I also learned that as far as vocal speed, try and elongate some of the words to maintain the pace, try sounding fast in the beginning. Then slow down enough to make your point; putting insomnia to rest, and gradually speed up again if you have to; like when a video game announcer says, “Buy it now while supplies last”.
Here’s a question for you: what do you do with a wordy script that limits you to a certain time? How do you sound natural and un-rushed, while rushing to keep it at the specified time limit? I’d love to know what you think of this sample. Thanks!
Hi everybody. I’m posting my homework assignment for my next Narration class. Please feel free to provide feedback on performance and recording quality.
Thank you,
Erik
Ernest Hemingway
For over twenty years, Ernest Hemingway spent virtually every fall and winter at Sun Valley, Idaho. Although his legendary haunts were Italy, France, Switzerland, Spain and Cuba, Idaho was his true home.

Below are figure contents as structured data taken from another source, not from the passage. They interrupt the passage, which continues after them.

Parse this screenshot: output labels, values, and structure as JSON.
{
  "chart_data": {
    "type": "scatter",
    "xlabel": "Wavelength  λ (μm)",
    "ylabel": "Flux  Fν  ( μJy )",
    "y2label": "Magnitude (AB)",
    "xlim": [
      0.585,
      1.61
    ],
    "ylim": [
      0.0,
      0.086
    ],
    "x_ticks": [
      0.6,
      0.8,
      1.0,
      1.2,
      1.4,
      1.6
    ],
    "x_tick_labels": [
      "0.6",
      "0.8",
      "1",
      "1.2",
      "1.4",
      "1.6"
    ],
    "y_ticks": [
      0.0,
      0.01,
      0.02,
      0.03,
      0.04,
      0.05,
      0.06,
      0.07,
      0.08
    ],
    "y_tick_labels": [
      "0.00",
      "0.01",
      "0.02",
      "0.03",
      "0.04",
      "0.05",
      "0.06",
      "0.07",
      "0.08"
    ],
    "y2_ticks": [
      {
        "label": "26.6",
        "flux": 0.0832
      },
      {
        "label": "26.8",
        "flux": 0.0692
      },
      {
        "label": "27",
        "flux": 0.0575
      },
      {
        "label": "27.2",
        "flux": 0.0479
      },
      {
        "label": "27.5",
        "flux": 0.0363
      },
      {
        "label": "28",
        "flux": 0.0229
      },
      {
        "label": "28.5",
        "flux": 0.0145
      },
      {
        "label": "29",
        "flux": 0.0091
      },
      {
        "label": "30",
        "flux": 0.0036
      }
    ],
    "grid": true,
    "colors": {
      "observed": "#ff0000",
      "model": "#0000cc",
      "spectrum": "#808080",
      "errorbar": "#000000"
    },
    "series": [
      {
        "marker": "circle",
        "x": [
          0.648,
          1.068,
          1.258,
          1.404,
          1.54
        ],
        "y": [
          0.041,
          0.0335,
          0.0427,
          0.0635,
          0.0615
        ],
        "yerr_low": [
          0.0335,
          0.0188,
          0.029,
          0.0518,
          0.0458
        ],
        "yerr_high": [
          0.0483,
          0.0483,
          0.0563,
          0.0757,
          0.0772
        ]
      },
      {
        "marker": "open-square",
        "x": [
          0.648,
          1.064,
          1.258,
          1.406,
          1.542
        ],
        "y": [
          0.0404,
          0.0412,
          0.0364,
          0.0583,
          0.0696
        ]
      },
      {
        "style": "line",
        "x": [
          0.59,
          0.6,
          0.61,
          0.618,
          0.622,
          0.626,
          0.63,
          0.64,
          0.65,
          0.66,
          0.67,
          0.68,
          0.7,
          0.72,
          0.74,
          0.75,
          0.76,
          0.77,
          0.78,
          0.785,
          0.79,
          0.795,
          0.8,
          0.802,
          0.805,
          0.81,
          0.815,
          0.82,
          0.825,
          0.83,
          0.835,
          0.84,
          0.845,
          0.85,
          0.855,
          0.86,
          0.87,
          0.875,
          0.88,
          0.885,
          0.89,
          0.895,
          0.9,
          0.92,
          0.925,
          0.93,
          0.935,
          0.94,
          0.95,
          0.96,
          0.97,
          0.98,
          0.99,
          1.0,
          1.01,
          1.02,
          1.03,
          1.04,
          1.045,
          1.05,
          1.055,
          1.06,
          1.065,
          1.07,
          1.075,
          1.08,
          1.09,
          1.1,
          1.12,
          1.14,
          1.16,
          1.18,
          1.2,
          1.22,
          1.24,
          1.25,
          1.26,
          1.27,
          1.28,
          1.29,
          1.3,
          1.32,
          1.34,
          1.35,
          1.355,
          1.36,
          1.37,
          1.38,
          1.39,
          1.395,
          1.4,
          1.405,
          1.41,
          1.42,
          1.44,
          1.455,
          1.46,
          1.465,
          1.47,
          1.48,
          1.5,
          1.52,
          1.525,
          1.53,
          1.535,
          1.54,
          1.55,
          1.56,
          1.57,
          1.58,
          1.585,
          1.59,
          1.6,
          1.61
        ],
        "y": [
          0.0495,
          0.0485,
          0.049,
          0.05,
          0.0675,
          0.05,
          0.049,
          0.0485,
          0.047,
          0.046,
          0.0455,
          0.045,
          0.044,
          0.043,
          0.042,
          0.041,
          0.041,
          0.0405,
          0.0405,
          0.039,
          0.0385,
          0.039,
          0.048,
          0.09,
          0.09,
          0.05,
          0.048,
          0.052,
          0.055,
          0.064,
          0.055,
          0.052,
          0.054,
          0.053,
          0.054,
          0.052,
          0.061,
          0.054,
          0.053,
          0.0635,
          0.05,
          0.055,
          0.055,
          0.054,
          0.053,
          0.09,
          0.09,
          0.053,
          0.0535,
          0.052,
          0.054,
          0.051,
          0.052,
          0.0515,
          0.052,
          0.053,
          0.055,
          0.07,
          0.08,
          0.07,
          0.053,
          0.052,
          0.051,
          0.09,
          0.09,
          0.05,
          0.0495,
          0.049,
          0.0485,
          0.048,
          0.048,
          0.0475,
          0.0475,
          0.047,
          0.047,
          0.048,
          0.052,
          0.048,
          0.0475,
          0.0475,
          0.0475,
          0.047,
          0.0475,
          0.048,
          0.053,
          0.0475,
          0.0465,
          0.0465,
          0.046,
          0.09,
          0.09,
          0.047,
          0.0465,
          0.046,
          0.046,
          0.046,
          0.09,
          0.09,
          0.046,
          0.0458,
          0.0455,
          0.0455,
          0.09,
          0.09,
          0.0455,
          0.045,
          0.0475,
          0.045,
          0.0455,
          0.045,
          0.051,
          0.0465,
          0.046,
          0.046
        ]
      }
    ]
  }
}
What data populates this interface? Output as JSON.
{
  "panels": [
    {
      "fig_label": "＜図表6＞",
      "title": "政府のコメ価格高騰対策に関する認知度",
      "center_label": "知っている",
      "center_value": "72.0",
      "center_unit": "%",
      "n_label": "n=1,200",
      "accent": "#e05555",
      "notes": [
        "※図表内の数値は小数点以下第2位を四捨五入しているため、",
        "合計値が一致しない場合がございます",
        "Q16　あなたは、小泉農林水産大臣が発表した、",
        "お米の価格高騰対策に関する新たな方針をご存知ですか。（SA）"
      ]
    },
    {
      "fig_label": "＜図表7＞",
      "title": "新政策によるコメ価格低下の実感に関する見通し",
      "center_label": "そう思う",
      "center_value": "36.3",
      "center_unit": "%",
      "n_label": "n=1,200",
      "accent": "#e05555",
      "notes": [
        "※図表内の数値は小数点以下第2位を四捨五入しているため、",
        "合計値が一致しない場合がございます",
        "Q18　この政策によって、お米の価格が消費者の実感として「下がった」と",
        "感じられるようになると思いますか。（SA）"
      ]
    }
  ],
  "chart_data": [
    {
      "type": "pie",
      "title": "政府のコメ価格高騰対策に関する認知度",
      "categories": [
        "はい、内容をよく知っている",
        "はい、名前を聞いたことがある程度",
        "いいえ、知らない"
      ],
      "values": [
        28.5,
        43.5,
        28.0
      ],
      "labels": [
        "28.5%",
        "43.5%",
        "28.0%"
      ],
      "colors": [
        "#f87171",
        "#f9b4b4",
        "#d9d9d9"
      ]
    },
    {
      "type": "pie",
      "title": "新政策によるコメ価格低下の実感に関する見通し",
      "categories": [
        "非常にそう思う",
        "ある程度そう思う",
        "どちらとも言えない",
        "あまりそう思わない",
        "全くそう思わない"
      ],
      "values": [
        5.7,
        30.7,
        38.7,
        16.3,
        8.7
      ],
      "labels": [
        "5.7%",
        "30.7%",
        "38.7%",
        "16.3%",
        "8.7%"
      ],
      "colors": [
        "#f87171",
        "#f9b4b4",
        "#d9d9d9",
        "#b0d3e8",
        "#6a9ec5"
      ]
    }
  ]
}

The wild mountain crags, the sunny meadows were his nirvana. The hunting and fishing were always good there. The canoe trip down the Silver Creek or a trek up a pass of the Pahsimeroi (Paw-sim-er-roy) Range unfailingly yielded fresh game for the table. Papa and his fiction thrived on the alternating sessions of high adventure and novel writing.
Type to Learn Jr
Welcome to Type to Learn Jr! Click on Shelby and me to go to the Learning Center. To practice your keyboarding skills, click on Cassie, Hopkins, or Tiny. To return to the Login Screen, click Login. When you are ready to leave the program, click Quit. You can return to this screen at any time to change activities. Have Fun!
Earth
This is he story of a small planet in space called Earth. Today it has mighty oceans; scorched deserts; and frozen wilderness. It supports a multitude of diverse creatures, and is home to more than 6 billion people and their technological civilization. But how did all this come about? Where do we come from? Unti recently, Earth and its lifeforms were a mystery. Like a huge upainted canvas, little was known about the origin of Earth and its inhabitants. But today, we have a rough idea o f what happened. It began – with a bang!
Good voice, good audio quality.
The three of them sound alike, and it sounds “acted” a bit. Almost like it’s for kids.
So, I liked the Type to Learn Jr reading. The way you read fit the material. I disagre with SuperLuke here, and I do not think you need to sound younger. Obviously, this is subjective, and it’s a matter of taste.
I do not think the way you read fits the Hemmingway or the Earth texts. I think you need to pull back, and be a bit more conversatonal.
Wish you succes !
Good narration for Hemingway, Erik. It feels like a you are narrating a biography. Or a documentary.
But for Time to Learn Jr, you sound exactly the same. Try and raise your pitch to sound younger, sound different than your first narration voice of Hemingway and sound more youthful, or youth friendly, considering your audience is probably young kids. You may decide to put more or less emphasis on different words. But that’s just an opinion I have after growing up with programs like Jump Start Spanish etc.
With the script of Earth: Is your audience a History Channel, Discovery Channel, documentary-type? Or is it part of the same eLearning environment? It sounds good. And I think, if you’re making a demo, still consider adding a variety of vocal inflections to make yourself sound different for each narration you decide to do.